Journaliste: Sonia Duguay
Septembre 2005

LE DÉBAT POLITIQUE

Le dossier des fusions bancaires est un dossier hautement politisé et controversé. Le gouvernement promet depuis 2002 de faire connaître sa position sur le sujet ainsi que les règles encadrant d'éventuelles fusions.

Or, comme il forme un gouvernement minoritaire, le Parti libéral se trouve dans une position délicate. Il a absolument besoin de l'appui de l'opposition, qui est très divisée sur le sujet.

 

Position des partis

Le Parti conservateur est le seul qui a ouvertement appuyé les fusions bancaires.

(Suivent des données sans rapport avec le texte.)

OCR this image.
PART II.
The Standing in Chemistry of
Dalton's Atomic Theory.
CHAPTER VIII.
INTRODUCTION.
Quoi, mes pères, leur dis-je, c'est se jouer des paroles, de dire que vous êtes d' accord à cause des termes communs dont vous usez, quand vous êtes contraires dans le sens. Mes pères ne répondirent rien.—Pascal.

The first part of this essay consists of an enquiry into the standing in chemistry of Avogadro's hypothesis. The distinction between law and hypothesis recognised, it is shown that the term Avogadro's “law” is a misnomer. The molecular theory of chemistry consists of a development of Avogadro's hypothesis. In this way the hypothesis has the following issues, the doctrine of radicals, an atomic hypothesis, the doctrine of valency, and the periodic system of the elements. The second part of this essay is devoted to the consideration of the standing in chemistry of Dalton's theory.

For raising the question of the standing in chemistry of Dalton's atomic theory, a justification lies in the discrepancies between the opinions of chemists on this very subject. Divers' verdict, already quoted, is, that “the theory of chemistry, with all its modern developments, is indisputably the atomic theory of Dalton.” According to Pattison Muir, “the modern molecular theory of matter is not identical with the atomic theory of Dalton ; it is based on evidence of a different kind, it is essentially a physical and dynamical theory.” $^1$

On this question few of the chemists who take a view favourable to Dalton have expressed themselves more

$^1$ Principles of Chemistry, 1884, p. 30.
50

Les choses ne seront pas aussi faciles du côté du NPD, qui a toujours été farouchement opposé à ces fusions. Les néo-démocrates ont cependant déclaré, au mois d'août 2005, qu'ils pourraient accepter les fusions, mais ils ont dressé une longue liste de conditions très strictes pour accorder leur appui. Parmi celles-ci: un plafond sur les taux d'intérêt exigés par les banques sur leurs cartes de crédit et l'assurance qu'il n'y aura aucune fermeture de succursales, ni perte d'emploi. Aussi bien dire qu'il y aura de longues négociations en vue!

Pour sa part, le Bloc québécois n'est pas contre les fusions. Il a appuyé le rapport du Comité des Communes qui, en 2003, s'est prononcé en faveur des fusions bancaires, mais à certaines conditions. Le député du Bloc Pierre Paquette, qui était membre de ce comité parlementaire, a toutefois déclaré à la Presse canadienne, en 2003, qu'il voulait que « la barre soit haute ». Il y a fort à parier que le Bloc exigera que le Parti libéral établisse des conditions strictes avant d'accorder son appui aux fusions.

 

Un dossier épineux

Comme on le voit, le gouvernement Martin n'a pas du tout les coudées franches dans ce dossier.


Ralph Goodale

D'un côté, le ministre des Finances, Ralph Goodale, subit une forte pression de la part des banques et, plus récemment, du Fonds monétaire international. Celui-ci lui a demandé d'éclaircir les règles existantes sur les fusions bancaires.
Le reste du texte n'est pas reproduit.